Since then I’ve always listened out for Lamar Grier in my collection of recordings and on the internet. He did a detailed interview with Hub Nitchie in Banjo Newsletter July 1978 which you can now read on line at the BNL website – https://banjonews.com/1978-07/interview_with_lamar_grier.html Years later Lamar also spoke at great length to Jim Moss – see http://candlewater.com/interviews/LamarGrier_Part1/ Lamar seems always to have been very frank and open about the way he thought about the banjo and how he wanted it to sound. His major influence was Earl Scruggs, but he had his own variations in timing , often syncopating the syncopations, an approach which he also found in the guitar playing of Clarence White. This did not always coincide with Monroe’s ideas.
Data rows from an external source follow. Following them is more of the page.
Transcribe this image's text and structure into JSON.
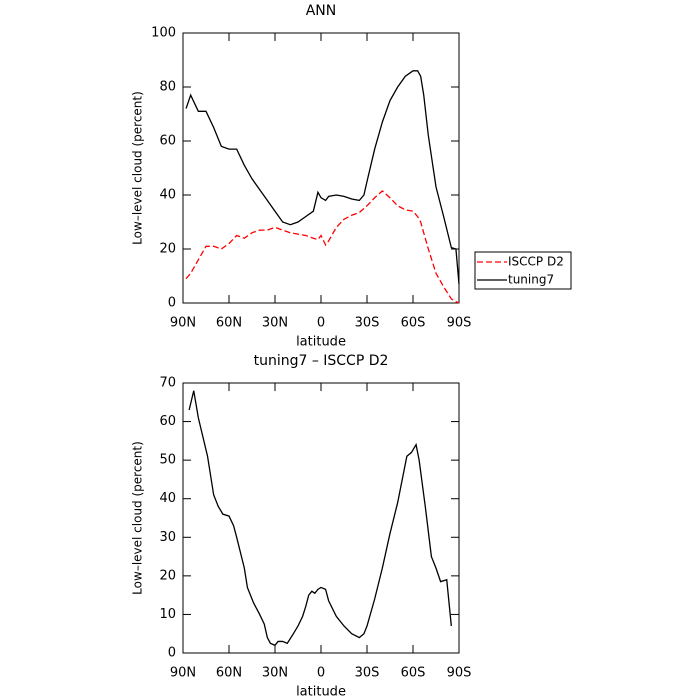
{
  "chart_data": [
    {
      "type": "line",
      "title": "ANN",
      "xlabel": "latitude",
      "ylabel": "Low–level cloud (percent)",
      "xlim": [
        90,
        -90
      ],
      "ylim": [
        0,
        100
      ],
      "xticks": [
        {
          "value": 90,
          "label": "90N"
        },
        {
          "value": 60,
          "label": "60N"
        },
        {
          "value": 30,
          "label": "30N"
        },
        0,
        {
          "value": -30,
          "label": "30S"
        },
        {
          "value": -60,
          "label": "60S"
        },
        {
          "value": -90,
          "label": "90S"
        }
      ],
      "yticks": [
        0,
        20,
        40,
        60,
        80,
        100
      ],
      "legend": "right",
      "x": [
        88,
        85,
        80,
        75,
        70,
        65,
        60,
        55,
        50,
        45,
        40,
        35,
        30,
        25,
        20,
        15,
        10,
        5,
        2,
        0,
        -3,
        -5,
        -10,
        -15,
        -20,
        -25,
        -28,
        -30,
        -35,
        -40,
        -45,
        -50,
        -55,
        -60,
        -63,
        -65,
        -67,
        -70,
        -75,
        -80,
        -85,
        -88,
        -90
      ],
      "series": [
        {
          "name": "ISCCP D2",
          "color": "#ff0000",
          "dash": true,
          "values": [
            9,
            11,
            16,
            21,
            21,
            20,
            22,
            25,
            24,
            26,
            27,
            27,
            28,
            27,
            26,
            25.5,
            25,
            24,
            23.5,
            25,
            21.5,
            23,
            28,
            31,
            32.5,
            33.5,
            35,
            36,
            39,
            41.5,
            39,
            36,
            34.5,
            34,
            32,
            30,
            26,
            20,
            11,
            6,
            1.5,
            0.5,
            0
          ]
        },
        {
          "name": "tuning7",
          "color": "#000000",
          "dash": false,
          "values": [
            72,
            77,
            71,
            71,
            65,
            58,
            57,
            57,
            51,
            46,
            42,
            38,
            34,
            30,
            29,
            30,
            32,
            34,
            41,
            39,
            38,
            39.5,
            40,
            39.5,
            38.5,
            38,
            40,
            45,
            57,
            67,
            75,
            80,
            84,
            86,
            86,
            84,
            77,
            62,
            43,
            32,
            20.5,
            20,
            7
          ]
        }
      ]
    },
    {
      "type": "line",
      "title": "tuning7 – ISCCP D2",
      "xlabel": "latitude",
      "ylabel": "Low–level cloud (percent)",
      "xlim": [
        90,
        -90
      ],
      "ylim": [
        0,
        70
      ],
      "xticks": [
        {
          "value": 90,
          "label": "90N"
        },
        {
          "value": 60,
          "label": "60N"
        },
        {
          "value": 30,
          "label": "30N"
        },
        0,
        {
          "value": -30,
          "label": "30S"
        },
        {
          "value": -60,
          "label": "60S"
        },
        {
          "value": -90,
          "label": "90S"
        }
      ],
      "yticks": [
        0,
        10,
        20,
        30,
        40,
        50,
        60,
        70
      ],
      "x": [
        86,
        83,
        80,
        77,
        74,
        72,
        70,
        67,
        64,
        60,
        57,
        55,
        50,
        48,
        44,
        40,
        37,
        35,
        33,
        30,
        28,
        25,
        22,
        18,
        15,
        12,
        10,
        8,
        6,
        4,
        2,
        0,
        -3,
        -5,
        -10,
        -15,
        -20,
        -25,
        -28,
        -30,
        -35,
        -40,
        -45,
        -50,
        -53,
        -56,
        -59,
        -62,
        -64,
        -68,
        -72,
        -75,
        -78,
        -82,
        -85
      ],
      "series": [
        {
          "color": "#000000",
          "dash": false,
          "values": [
            63,
            68,
            61,
            56,
            51,
            46,
            41,
            38,
            36,
            35.5,
            33,
            30,
            22,
            17,
            13,
            10,
            7.5,
            4,
            2.5,
            2,
            3,
            3,
            2.5,
            5,
            7,
            9.5,
            12,
            15,
            16,
            15.5,
            16.5,
            17,
            16.5,
            13.5,
            9.5,
            7,
            5,
            4,
            5,
            7,
            14,
            22,
            31,
            39,
            45,
            51,
            52,
            54,
            50,
            38,
            25,
            22,
            18.5,
            19,
            7
          ]
        }
      ]
    }
  ]
}
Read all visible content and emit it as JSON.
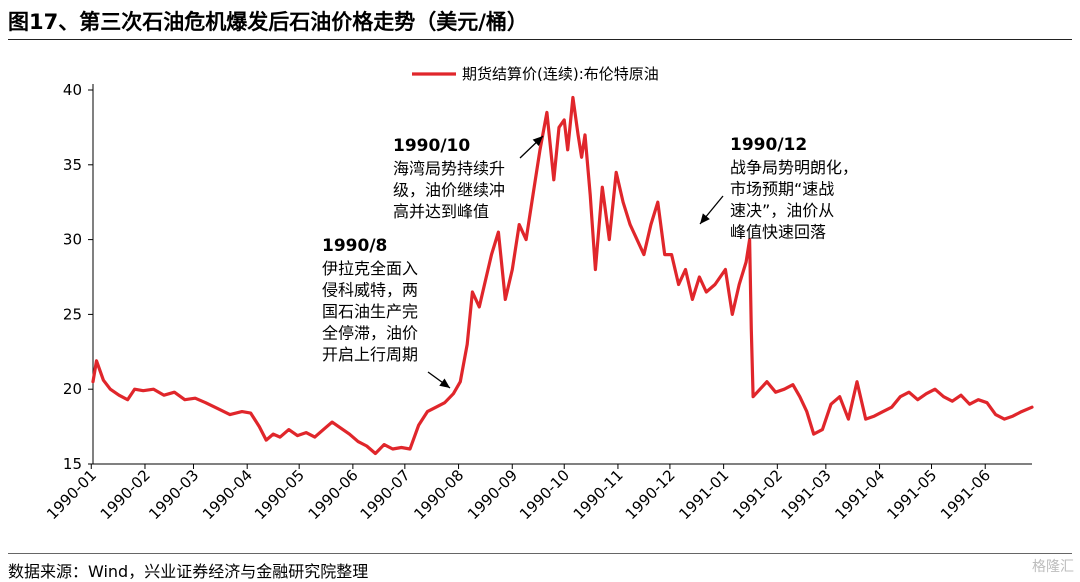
{
  "figure": {
    "title": "图17、第三次石油危机爆发后石油价格走势（美元/桶）",
    "source": "数据来源：Wind，兴业证券经济与金融研究院整理",
    "watermark": "格隆汇"
  },
  "chart_data": {
    "type": "line",
    "title": "",
    "xlabel": "",
    "ylabel": "",
    "ylim": [
      15,
      40
    ],
    "yticks": [
      15,
      20,
      25,
      30,
      35,
      40
    ],
    "xlim": [
      "1990-01-02",
      "1991-06-28"
    ],
    "xticks": [
      "1990-01",
      "1990-02",
      "1990-03",
      "1990-04",
      "1990-05",
      "1990-06",
      "1990-07",
      "1990-08",
      "1990-09",
      "1990-10",
      "1990-11",
      "1990-12",
      "1991-01",
      "1991-02",
      "1991-03",
      "1991-04",
      "1991-05",
      "1991-06"
    ],
    "grid": false,
    "legend_position": "top-center",
    "colors": {
      "series": "#e0262b"
    },
    "series": [
      {
        "name": "期货结算价(连续):布伦特原油",
        "color": "#e0262b",
        "x": [
          "1990-01-02",
          "1990-01-04",
          "1990-01-08",
          "1990-01-12",
          "1990-01-17",
          "1990-01-22",
          "1990-01-26",
          "1990-01-31",
          "1990-02-06",
          "1990-02-12",
          "1990-02-18",
          "1990-02-24",
          "1990-03-02",
          "1990-03-08",
          "1990-03-15",
          "1990-03-22",
          "1990-03-29",
          "1990-04-03",
          "1990-04-08",
          "1990-04-12",
          "1990-04-16",
          "1990-04-20",
          "1990-04-25",
          "1990-04-30",
          "1990-05-05",
          "1990-05-10",
          "1990-05-15",
          "1990-05-20",
          "1990-05-25",
          "1990-05-30",
          "1990-06-04",
          "1990-06-09",
          "1990-06-14",
          "1990-06-19",
          "1990-06-24",
          "1990-06-29",
          "1990-07-04",
          "1990-07-09",
          "1990-07-14",
          "1990-07-19",
          "1990-07-24",
          "1990-07-29",
          "1990-08-02",
          "1990-08-06",
          "1990-08-09",
          "1990-08-13",
          "1990-08-16",
          "1990-08-20",
          "1990-08-24",
          "1990-08-28",
          "1990-09-01",
          "1990-09-05",
          "1990-09-09",
          "1990-09-13",
          "1990-09-17",
          "1990-09-21",
          "1990-09-25",
          "1990-09-28",
          "1990-10-01",
          "1990-10-03",
          "1990-10-06",
          "1990-10-09",
          "1990-10-11",
          "1990-10-13",
          "1990-10-16",
          "1990-10-19",
          "1990-10-23",
          "1990-10-27",
          "1990-10-31",
          "1990-11-04",
          "1990-11-08",
          "1990-11-12",
          "1990-11-16",
          "1990-11-20",
          "1990-11-24",
          "1990-11-28",
          "1990-12-02",
          "1990-12-06",
          "1990-12-10",
          "1990-12-14",
          "1990-12-18",
          "1990-12-22",
          "1990-12-27",
          "1991-01-02",
          "1991-01-06",
          "1991-01-10",
          "1991-01-14",
          "1991-01-16",
          "1991-01-17",
          "1991-01-18",
          "1991-01-22",
          "1991-01-26",
          "1991-01-31",
          "1991-02-05",
          "1991-02-10",
          "1991-02-14",
          "1991-02-18",
          "1991-02-22",
          "1991-02-27",
          "1991-03-04",
          "1991-03-09",
          "1991-03-14",
          "1991-03-19",
          "1991-03-24",
          "1991-03-29",
          "1991-04-03",
          "1991-04-08",
          "1991-04-13",
          "1991-04-18",
          "1991-04-23",
          "1991-04-28",
          "1991-05-03",
          "1991-05-08",
          "1991-05-13",
          "1991-05-18",
          "1991-05-23",
          "1991-05-28",
          "1991-06-02",
          "1991-06-07",
          "1991-06-12",
          "1991-06-17",
          "1991-06-22",
          "1991-06-28"
        ],
        "values": [
          20.5,
          21.9,
          20.6,
          20.0,
          19.6,
          19.3,
          20.0,
          19.9,
          20.0,
          19.6,
          19.8,
          19.3,
          19.4,
          19.1,
          18.7,
          18.3,
          18.5,
          18.4,
          17.5,
          16.6,
          17.0,
          16.8,
          17.3,
          16.9,
          17.1,
          16.8,
          17.3,
          17.8,
          17.4,
          17.0,
          16.5,
          16.2,
          15.7,
          16.3,
          16.0,
          16.1,
          16.0,
          17.6,
          18.5,
          18.8,
          19.1,
          19.7,
          20.5,
          23.0,
          26.5,
          25.5,
          27.0,
          29.0,
          30.5,
          26.0,
          28.0,
          31.0,
          30.0,
          33.0,
          36.0,
          38.5,
          34.0,
          37.5,
          38.0,
          36.0,
          39.5,
          37.0,
          35.5,
          37.0,
          33.0,
          28.0,
          33.5,
          30.0,
          34.5,
          32.5,
          31.0,
          30.0,
          29.0,
          31.0,
          32.5,
          29.0,
          29.0,
          27.0,
          28.0,
          26.0,
          27.5,
          26.5,
          27.0,
          28.0,
          25.0,
          27.0,
          28.5,
          30.0,
          24.0,
          19.5,
          20.0,
          20.5,
          19.8,
          20.0,
          20.3,
          19.5,
          18.5,
          17.0,
          17.3,
          19.0,
          19.5,
          18.0,
          20.5,
          18.0,
          18.2,
          18.5,
          18.8,
          19.5,
          19.8,
          19.3,
          19.7,
          20.0,
          19.5,
          19.2,
          19.6,
          19.0,
          19.3,
          19.1,
          18.3,
          18.0,
          18.2,
          18.5,
          18.8
        ]
      }
    ],
    "annotations": [
      {
        "date": "1990/8",
        "text": [
          "伊拉克全面入",
          "侵科威特，两",
          "国石油生产完",
          "全停滞，油价",
          "开启上行周期"
        ]
      },
      {
        "date": "1990/10",
        "text": [
          "海湾局势持续升",
          "级，油价继续冲",
          "高并达到峰值"
        ]
      },
      {
        "date": "1990/12",
        "text": [
          "战争局势明朗化，",
          "市场预期“速战",
          "速决”，油价从",
          "峰值快速回落"
        ]
      }
    ]
  }
}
Lamar heard of a comment Bill had made about him to someone else: “I don’t know about that boy. I don’t know whether he’s playing it right or wrong.” Lamar wasn’t sure whether to take that as a compliment or not! And he was not particularly into melodic style playing (which was in the ascendant in the 1960s). However, Monroe required him to play certain tunes that way, including the first part of Lamar’s (impressive!) banjo break on Turkey In The Straw, recorded in 1966.

Lamar Grier was clearly an individualist when it came to playing music. At the forefront of bluegrass developments in the 1960s, he had given up playing in public by 1985, at the same time taking a new job with the United States Government, where he stayed until he retired in 1998. By this time his son David was established as probably the best flatpicking bluegrass guitarist in the business. David Grier had been entranced as a child by listening to his dad’s tapes of Clarence White and had also been helped in his early years by Clarence’s brother Roland. The musical thread from father to son is clear!

Gary Reid’s obituary for Lamar Grier is in the February issue of Bluegrass Unlimited. Gary includes references to the main recordings on which Lamar participated including the tracks on Bill Monroe’s Bluegrass Time LP, the superb recordings of Hazel Dickens and Alice Gerrard on Folkways, and the Strange Creek Singers album on Arhoolie with Hazel and Alice plus Mike Seeger and Tracy Schwarz. By 1981 Lamar had made his final recordings, on Buzz Busby’s Webco release A Pioneer of Traditional Bluegrass. It is a gift to us that we can still listen to the music of Lamar Grier. He was a dedicated and inspired musician whose heart was in the music that he played. May he rest in peace.